Türkiye’de eğitim-öğretimden sorumlu olan Millî Eğitim Bakanlığı resmi ve özel; örgün ve yaygın eğitim kurumları vasıtası ile eğitim-öğretim hizmetlerini yürütmektedir. Millî Eğitim Bakanlığına bağlı örgün eğitim kapsamında; 54.715 resmi okulda, 15.189.878 öğrenci eğitim alırken 942.936 öğretmen bu kurumlarda görev yapmaktadır. Bunun yanında 13.870 özel okul, 1.168.198 öğrenciye, 174.750 öğretmenle eğitim hizmeti sunmaktadır. Yaygın eğitim kapsamında ise 1.460’ı resmî olmak üzere 16.808 kurum bulunmaktadır. Örgün ve yaygın; kamu ve özel eğitim kurumları birlikte değerlendirildiğinde 85.397 kurumda eğitim-öğretim hizmetleri yürütülmektedir (Millî Eğitim İstatistikleri 2019-2020). Millî Eğitim Bakanlığına bağlı kurum sayısının yanında bu kurumların çeşitliliği de ayrı bir durum olarak karşımıza çıkmaktadır. Millî Eğitim Bakanlığının bünyesinde halk eğitim, bilim sanat, rehberlik araştırma, özel eğitim, mesleki eğitim, yetişkinler teknik eğitim merkezleri, kız teknik olgunlaşma enstitüleri; okulöncesi, ilkokul, ortaokul ve ortaöğretim kurumları bulunmaktadır. Ortaöğretim kurumları Anadolu Lisesi, mesleki ve teknik, fen lisesi, sosyal bilimler lisesi, Anadolu imam hatip lisesi, çok programlı Anadolu lisesi şeklinde ayrışmakta ve farklı programlar uygulamaktadırlar. Sayı ve tür bakımından bu kadar ayrışmış bulunan kurumları Ankara’dan görevlendirilen 250 -300 maarif müfettişlerince denetlenmesi fikrini hayata geçiren ve Türk Eğitim Sisteminin yaralarına ilaç olacak yol gösterecek raporların yazılmasını sağlayan “sistem mimarlarını” tebrik etmek lazım. Büyük bir mucizeye imza atmaktalar.

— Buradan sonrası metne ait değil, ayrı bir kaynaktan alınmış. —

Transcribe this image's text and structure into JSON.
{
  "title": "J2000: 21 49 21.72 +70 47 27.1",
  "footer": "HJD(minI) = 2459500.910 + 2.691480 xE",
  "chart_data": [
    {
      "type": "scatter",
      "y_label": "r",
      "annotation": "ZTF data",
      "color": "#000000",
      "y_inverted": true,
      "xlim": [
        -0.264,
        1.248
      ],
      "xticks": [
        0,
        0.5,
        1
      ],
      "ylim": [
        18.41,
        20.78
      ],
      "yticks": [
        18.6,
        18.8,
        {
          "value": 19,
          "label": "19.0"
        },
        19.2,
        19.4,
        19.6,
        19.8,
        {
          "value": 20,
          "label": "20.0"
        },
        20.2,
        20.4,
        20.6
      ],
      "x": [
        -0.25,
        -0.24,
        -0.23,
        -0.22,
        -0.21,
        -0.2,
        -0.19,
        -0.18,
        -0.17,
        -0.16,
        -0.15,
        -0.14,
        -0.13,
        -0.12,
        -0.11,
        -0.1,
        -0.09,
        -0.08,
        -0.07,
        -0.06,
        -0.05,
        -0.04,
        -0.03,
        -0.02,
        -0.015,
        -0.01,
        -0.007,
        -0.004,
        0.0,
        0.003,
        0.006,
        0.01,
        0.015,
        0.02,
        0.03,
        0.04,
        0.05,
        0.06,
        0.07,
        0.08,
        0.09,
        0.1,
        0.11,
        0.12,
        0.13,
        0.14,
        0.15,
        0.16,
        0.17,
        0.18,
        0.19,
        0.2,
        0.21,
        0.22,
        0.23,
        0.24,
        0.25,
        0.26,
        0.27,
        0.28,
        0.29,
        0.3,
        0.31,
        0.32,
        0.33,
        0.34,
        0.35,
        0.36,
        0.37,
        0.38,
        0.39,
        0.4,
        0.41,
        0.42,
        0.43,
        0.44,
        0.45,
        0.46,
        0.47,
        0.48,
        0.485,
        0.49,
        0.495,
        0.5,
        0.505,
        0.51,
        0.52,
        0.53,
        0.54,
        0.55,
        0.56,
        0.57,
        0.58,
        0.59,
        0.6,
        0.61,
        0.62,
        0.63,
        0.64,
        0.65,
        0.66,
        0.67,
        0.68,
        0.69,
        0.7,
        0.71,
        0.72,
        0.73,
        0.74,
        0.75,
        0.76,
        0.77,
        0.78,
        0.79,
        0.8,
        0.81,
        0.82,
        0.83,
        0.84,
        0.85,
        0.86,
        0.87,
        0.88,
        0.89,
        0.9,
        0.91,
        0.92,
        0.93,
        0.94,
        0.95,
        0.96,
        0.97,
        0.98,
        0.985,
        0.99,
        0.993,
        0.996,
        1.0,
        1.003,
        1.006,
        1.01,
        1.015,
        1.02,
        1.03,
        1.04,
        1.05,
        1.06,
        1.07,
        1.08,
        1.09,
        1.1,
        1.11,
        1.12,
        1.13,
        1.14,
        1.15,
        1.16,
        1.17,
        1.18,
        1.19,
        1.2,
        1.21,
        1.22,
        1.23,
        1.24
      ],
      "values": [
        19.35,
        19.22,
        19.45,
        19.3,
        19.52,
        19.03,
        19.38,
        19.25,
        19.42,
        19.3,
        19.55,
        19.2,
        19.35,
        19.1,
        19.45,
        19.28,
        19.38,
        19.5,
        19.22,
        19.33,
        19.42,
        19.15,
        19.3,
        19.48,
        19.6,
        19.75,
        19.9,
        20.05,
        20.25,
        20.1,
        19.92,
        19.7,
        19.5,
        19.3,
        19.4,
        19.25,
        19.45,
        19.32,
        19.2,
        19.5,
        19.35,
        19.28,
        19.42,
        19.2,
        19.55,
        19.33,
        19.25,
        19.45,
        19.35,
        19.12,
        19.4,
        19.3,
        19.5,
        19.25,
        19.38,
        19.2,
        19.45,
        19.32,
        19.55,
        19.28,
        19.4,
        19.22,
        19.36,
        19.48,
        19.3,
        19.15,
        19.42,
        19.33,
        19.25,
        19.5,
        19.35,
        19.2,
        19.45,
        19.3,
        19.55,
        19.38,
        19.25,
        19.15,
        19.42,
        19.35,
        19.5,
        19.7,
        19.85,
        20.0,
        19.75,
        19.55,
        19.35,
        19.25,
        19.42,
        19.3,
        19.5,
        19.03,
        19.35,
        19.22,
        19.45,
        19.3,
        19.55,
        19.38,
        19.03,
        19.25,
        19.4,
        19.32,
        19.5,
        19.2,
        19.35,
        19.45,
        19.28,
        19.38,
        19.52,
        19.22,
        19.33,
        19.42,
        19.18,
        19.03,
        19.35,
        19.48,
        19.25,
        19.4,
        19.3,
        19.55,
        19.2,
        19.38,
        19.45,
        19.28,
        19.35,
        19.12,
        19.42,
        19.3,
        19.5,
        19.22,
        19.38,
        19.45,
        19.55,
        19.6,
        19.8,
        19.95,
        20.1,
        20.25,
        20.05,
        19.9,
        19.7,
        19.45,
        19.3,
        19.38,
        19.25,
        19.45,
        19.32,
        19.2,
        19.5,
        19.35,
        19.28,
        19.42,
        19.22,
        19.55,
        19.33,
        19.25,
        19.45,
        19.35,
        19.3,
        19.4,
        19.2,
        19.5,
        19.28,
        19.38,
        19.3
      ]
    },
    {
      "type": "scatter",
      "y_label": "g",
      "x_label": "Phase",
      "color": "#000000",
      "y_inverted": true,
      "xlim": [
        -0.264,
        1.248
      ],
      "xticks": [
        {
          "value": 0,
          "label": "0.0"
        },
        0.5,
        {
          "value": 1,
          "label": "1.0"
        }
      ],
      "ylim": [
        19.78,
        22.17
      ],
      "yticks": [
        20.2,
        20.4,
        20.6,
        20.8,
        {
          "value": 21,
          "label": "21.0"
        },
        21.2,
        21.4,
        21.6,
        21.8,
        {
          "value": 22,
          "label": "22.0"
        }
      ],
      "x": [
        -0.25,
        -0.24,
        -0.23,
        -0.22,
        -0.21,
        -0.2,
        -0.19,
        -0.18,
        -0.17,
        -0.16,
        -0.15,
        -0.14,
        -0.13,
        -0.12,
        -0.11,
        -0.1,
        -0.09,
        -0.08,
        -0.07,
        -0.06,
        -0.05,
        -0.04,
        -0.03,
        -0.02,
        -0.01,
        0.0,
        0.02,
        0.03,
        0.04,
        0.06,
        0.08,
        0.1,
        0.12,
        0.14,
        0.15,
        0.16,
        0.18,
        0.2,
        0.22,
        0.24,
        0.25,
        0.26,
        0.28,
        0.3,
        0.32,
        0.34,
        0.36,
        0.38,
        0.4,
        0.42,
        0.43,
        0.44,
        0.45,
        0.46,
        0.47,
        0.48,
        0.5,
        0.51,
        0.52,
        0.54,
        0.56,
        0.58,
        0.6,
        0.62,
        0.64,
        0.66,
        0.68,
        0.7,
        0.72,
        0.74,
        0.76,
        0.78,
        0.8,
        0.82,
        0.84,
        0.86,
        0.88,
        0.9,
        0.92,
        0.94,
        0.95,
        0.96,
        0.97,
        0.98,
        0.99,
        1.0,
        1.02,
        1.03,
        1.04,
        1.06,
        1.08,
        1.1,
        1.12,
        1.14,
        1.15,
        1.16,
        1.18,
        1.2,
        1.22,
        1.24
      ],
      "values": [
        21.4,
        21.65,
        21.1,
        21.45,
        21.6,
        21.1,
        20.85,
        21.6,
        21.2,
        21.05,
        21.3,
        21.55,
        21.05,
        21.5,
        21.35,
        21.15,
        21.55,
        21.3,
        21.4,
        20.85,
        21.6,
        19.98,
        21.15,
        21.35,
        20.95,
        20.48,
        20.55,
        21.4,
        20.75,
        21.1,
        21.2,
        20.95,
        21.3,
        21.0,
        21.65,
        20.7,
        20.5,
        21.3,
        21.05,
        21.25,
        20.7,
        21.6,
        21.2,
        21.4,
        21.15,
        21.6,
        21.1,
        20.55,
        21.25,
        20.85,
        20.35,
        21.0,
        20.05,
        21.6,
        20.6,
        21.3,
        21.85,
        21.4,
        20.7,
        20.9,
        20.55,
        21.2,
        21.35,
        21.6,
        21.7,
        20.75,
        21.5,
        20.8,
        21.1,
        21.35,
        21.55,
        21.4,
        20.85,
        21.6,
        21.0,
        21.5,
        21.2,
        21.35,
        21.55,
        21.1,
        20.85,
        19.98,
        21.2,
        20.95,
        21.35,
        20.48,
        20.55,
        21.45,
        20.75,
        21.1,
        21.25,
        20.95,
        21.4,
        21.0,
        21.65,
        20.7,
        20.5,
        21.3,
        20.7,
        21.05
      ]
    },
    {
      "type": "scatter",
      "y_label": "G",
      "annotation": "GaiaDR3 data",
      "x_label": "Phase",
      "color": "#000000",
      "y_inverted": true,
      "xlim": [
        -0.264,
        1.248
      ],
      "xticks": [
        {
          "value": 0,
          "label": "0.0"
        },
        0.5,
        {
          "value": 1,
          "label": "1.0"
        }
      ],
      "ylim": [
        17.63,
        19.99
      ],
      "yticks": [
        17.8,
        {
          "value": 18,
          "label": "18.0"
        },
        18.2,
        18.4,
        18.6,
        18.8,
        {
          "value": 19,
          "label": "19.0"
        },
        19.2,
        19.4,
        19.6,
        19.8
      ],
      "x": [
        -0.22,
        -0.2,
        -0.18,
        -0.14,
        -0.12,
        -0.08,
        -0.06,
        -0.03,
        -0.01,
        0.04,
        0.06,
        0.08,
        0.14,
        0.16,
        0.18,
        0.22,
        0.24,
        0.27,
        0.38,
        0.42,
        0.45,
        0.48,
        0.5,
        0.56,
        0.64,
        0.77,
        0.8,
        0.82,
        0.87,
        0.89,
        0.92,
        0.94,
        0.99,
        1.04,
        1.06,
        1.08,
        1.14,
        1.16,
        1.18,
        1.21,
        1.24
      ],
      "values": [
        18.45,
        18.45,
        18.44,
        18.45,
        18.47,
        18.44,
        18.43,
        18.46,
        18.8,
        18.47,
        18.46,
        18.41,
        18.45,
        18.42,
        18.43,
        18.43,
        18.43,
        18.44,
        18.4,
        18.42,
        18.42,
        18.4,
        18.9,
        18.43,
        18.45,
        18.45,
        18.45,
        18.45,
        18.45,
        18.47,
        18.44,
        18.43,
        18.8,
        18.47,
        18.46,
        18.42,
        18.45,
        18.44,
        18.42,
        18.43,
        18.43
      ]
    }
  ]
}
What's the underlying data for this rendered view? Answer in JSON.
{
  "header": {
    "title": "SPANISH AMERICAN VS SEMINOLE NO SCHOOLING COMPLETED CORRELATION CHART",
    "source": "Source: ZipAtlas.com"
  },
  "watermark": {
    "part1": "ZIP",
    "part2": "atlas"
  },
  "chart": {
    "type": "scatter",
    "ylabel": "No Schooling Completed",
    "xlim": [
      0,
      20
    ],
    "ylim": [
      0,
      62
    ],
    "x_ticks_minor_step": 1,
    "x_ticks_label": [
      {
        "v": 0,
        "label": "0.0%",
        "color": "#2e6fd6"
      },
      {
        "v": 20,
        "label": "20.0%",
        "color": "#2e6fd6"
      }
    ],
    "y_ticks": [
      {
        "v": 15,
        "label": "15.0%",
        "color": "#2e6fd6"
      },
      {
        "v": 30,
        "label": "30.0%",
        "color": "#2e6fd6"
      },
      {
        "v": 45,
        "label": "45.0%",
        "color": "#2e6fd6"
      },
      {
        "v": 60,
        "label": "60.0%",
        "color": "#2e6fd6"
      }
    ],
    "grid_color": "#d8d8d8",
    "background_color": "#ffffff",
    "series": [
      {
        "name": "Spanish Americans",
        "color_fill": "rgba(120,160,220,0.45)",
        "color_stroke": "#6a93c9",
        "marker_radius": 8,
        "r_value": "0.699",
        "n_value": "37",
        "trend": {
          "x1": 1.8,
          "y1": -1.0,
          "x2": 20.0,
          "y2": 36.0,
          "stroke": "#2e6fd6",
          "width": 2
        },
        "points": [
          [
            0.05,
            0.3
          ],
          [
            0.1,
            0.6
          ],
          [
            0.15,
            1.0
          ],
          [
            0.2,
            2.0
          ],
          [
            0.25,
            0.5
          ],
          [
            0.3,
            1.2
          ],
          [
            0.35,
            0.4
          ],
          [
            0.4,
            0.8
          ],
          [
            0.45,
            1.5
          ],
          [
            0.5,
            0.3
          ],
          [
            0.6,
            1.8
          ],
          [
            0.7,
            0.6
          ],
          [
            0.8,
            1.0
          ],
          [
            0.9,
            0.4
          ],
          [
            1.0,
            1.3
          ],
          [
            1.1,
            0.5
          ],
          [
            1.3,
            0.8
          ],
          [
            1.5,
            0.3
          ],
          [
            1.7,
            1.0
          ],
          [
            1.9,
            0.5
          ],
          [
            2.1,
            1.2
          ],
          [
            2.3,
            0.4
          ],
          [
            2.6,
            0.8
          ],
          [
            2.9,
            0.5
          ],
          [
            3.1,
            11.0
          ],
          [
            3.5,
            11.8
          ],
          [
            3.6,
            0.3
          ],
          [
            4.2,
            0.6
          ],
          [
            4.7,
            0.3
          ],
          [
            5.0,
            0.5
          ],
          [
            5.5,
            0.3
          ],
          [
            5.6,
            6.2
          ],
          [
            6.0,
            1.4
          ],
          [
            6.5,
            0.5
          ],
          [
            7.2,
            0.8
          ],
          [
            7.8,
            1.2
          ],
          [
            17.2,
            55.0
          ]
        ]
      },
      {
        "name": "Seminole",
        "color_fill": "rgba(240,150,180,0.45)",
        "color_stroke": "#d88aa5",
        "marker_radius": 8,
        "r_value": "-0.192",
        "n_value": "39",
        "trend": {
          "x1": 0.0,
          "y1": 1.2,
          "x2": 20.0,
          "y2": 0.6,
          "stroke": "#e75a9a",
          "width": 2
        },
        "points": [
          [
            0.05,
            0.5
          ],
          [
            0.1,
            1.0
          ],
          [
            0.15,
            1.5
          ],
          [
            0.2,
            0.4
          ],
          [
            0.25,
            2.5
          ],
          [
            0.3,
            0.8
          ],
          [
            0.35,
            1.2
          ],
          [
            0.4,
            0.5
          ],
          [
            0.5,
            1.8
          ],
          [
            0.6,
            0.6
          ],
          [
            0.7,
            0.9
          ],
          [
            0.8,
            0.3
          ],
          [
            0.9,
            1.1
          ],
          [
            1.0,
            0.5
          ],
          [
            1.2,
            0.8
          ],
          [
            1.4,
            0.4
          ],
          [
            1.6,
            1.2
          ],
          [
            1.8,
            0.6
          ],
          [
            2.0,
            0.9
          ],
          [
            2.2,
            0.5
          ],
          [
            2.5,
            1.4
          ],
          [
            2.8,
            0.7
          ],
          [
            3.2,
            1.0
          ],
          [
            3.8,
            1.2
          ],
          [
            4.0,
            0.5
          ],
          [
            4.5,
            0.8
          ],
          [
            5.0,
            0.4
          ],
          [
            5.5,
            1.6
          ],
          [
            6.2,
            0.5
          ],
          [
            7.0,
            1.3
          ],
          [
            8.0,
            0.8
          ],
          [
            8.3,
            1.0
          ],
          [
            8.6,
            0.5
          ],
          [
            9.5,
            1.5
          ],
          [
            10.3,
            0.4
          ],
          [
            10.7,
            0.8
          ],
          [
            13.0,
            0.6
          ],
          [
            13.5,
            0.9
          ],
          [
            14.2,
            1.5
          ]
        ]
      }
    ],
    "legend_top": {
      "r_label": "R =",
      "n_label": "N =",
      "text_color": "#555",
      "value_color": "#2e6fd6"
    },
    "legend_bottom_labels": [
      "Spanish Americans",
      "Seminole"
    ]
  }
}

Yukarıda sıraladığımız olaylar uç durum örnekleri gibi görünse de aslına bakacak olursak gerekli önlemlerin alınması ile önüne geçilebilecek durumlardı. 10 Mart 2021 tarihli olay üzerinden önceki durum ile şimdiki durumu karşılaştırarak ne demek istediğimizi açıklayalım. Diyarbakır’da çalıştığım yıllarda taşıma ile gelen öğrencilerin kumanyalarını ve geldikleri araçları en az bir öğretim yılında dört, beş defa denetlerdik. Bu denetimler sabah daha servis araçları okula gelmeden başlardı. Taşıma yapılan okul servis aracı zamanında geliyor mu, servis aracında öğrenci dışındaki kimselerin taşıması yapılıyor mu, idareci ve öğretmenler bu konudaki görevlerini yapıyorlar mı, servis aracında fazla öğrenci taşınıyor mu (taşıması gereken öğrenciyi başka servise devredenler olabiliyordu), servisi araçlarının muayenesi yapılmış mı, sigortası var mı, şoför aracın şoförü mü yoksa sağdan soldan bulunan biri mi, kumanyaların gramajı tam mı ve hijyen kurallarına riayet ediliyor mu gibi “önemsiz” hususlara bakardık. Okul müdürlerinin diş geçirmekte zorlandığı servis şoförlerini ve ihaleyi alan firmayı ciddi bir şekilde uyarır gerekirse soruşturma açardık. (Yukarıdaki olayda okul müdürü ne yapabilir. İlçeye şikâyet etse başı ağrır ayrıca servis şoförlerinin açık hedefi haline gelir.) Müfettişten aldığı güçle birçok okul müdürü bu konudaki sorunları kısa sürede çözerdi. Şimdi soruyorum size; yukarıdaki olayda 26 kişinin 14 kişilik servis aracına binmesinin sorumlusu okul idaresi demek ne kadar doğru? İhaleyi alan firmanın, aracın şoförünün, öğrenci servisi olduğunu bildikleri halde araca binenlerin, durumu görüp ilgili makamlara şikâyette bulunmayanların, denetim görevini ihmal edenlerin ve en önemlisi okulları denetimsiz bıraktıranların hiç mi suçu yok.